When you are given a string array keymap containing the assigned characters in order from key 1, and a string array targets containing the characters you want to enter, complete the solution function that returns the key in order to write each string.

However, if the target string cannot be created, save -1.

Restriction:

• 1 ≤ keymap length ≤ 100
  • The length of an element of 1 ≤ keymap ≤ 100
  • Keymap[i] means the characters that change in order when you press the i + 1 key.
  • For example, keymap[0] = "ABACD", press one key to get A, press two to get B, press three to get A.
  • The length of the elements in the keymap can be different.
  • The elements in the keymap are only capitalized alphabetic.
• Length of 1 ≤ targets ≤ 100
  • The length of an element of 1 ≤ targets ≤ 100
  • The elements of targets are only capitalized letters.

Input and Output example:

Keymap	Targets	Result
["ABACD", "BCEFD"]	["ABCD","AABB"]	[9, 4]
["AA"]	["B"]	[-1]
["AGZ", "BSSS"]	["ASA","BGZ"]	[4, 6]

Explanation:

• Input/Output Example #1
  • For "ABCD",
  • Number 1, key once → A
  • Number 2, key once → B
  • Number 2 key twice → C
  • 1 key 5 times → D
  • Therefore, we store the sum of 9 in the first index.
  • For "AABB",
  • Number 1, key once → A
  • Number 1, key once → A
  • Number 2, key once → B
  • Number 2, key once → B
  • Therefore, we store the sum of 4 in the second index.
  • As a result, return [9,4].
• Input/Output Example #2
  • For "B", save -1 to the first index because 'B' is nowhere to be found.
  • As a result, return [-1].
• Input/Output Example #3
  • For "ASA",
    Number 1, key once → A
    Number 2 key twice → S
    Number 1, key once → A
  • Therefore, we store the sum of 4 in the first index.
  • For "BGZ",
  • Number 2, key once → B
  • 1 key twice → G
  • 1 key 3 times → Z
  • Therefore, we store the total of 6 in the second index.
  • As a result, return [4, 6].

Code:

def solution(keymap, targets):
    ans  = []
    key_dict = {}
    for i in range(len(keymap)):
        for j in range(len(keymap[i])):
            if keymap[i][j] not in key_dict:
                key_dict[keymap[i][j]] = j+1
            else:
                if key_dict[keymap[i][j]] > j+1:
                    key_dict[keymap[i][j]] = j+1
    for target in targets:
        cnt = 0
        for t in target:
            if t in key_dict:
                cnt += key_dict[t]
            else:
                cnt = -1
                break
        ans.append(cnt)
   
    return ans

Discussion by using input/ourput #1:

It was important to solve this problem by understanding the use of element, key, and the value in for and dictionary in the fucntion. 

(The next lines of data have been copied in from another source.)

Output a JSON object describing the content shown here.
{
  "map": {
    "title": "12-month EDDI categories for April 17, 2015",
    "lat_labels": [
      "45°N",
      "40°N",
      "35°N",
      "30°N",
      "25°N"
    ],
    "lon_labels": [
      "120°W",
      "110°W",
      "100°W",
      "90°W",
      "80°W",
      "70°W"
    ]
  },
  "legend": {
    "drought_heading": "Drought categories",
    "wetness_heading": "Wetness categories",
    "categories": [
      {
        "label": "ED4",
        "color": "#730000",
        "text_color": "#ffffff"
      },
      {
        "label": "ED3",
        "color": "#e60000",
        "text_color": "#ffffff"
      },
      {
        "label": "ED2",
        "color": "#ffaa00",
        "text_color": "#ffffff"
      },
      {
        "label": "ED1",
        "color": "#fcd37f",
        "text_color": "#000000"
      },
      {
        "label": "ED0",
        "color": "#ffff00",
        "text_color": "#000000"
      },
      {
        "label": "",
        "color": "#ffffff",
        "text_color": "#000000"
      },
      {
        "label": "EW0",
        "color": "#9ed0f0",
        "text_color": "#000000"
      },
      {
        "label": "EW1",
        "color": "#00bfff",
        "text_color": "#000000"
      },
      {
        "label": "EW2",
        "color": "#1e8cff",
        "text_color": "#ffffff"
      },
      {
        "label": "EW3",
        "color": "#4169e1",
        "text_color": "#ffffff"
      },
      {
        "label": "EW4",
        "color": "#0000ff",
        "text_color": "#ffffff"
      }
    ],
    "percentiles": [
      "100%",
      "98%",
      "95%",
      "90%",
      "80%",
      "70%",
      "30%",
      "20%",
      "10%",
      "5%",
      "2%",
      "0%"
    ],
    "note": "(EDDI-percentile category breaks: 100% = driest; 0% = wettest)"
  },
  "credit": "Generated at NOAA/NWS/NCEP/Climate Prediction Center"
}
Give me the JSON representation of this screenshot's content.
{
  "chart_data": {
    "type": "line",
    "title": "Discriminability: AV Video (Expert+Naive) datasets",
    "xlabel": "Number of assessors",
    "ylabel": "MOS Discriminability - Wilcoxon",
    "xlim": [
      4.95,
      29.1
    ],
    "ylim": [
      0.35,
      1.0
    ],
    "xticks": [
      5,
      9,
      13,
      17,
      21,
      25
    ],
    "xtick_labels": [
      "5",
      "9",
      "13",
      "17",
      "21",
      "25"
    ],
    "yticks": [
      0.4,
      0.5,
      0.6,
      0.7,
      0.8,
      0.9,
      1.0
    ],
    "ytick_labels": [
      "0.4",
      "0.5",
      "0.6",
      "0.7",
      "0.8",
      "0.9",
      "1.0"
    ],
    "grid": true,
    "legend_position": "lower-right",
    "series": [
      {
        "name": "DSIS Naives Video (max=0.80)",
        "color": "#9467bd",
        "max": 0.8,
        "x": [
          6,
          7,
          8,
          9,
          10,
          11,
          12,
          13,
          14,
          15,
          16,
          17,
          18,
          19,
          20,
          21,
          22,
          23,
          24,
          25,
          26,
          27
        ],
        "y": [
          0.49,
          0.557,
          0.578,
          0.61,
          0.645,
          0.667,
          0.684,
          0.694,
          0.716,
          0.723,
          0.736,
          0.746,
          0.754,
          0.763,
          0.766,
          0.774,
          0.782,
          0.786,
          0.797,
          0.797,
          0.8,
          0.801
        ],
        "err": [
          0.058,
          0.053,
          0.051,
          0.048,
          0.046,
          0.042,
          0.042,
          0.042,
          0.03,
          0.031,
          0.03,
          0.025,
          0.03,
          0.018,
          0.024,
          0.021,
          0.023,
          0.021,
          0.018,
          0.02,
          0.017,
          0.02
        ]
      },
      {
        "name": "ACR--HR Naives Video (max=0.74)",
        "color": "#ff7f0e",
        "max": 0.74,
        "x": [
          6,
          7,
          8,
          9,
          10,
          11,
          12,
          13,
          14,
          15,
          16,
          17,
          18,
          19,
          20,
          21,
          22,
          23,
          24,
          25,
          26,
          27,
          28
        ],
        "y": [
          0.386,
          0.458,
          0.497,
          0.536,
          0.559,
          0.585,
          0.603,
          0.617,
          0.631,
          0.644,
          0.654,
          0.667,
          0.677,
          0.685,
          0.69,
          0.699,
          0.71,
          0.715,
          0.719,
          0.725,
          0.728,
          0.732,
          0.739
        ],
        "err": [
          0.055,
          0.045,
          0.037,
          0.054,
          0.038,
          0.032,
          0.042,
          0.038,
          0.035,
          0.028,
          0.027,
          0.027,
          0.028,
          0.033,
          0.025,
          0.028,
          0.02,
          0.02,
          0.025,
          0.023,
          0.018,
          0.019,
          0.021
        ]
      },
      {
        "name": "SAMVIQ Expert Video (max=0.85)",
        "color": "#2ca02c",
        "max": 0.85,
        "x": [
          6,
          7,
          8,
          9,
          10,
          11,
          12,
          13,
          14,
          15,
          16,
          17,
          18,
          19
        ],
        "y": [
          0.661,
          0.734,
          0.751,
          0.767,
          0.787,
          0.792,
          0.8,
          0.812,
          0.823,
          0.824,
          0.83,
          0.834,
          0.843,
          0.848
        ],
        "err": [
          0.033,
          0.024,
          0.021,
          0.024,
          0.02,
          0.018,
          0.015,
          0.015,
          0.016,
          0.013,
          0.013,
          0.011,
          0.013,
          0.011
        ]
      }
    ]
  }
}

In the above section, the code creates a dictionary key_dict to store the mapping of characters in the keymap to their positions. It iterates over each character in the keymap using nested loops. If a character is encountered for the first time, it is added to the key_dict with its position (column index + 1). If the character already exists in the dictionary, the code checks if the current position is smaller than the previously stored position. If it is, the position in the dictionary is updated with the smaller value.

In the above section, the code iterates over each target string in the targets list. For each target string, it initializes a count cnt to 0. It then iterates over each character t in the target string. If the character t exists in the key_dict, the position of the character is added to the count cnt. If the character doesn't exist in the key_dict, the count cnt is set to -1, indicating that the target string cannot be mapped using the keymap. After processing all the characters in the target string, the count cnt is appended to the ans list.

Finally, the code returns the ans list, which contains the scores for each target string based on the positions of the characters in the keymap.
For the given input ["ABACD", "BCEFD"] as the keymap and ["ABCD","AABB"] as the targets, the output will be [9, 4]. This means that the first target string "ABCD" has a score of 9 (A:1 + B:2 + C:3 + D:3), and the second target string "AABB" has a score of 4 (A:1 + A:1 + B:2 + B:2).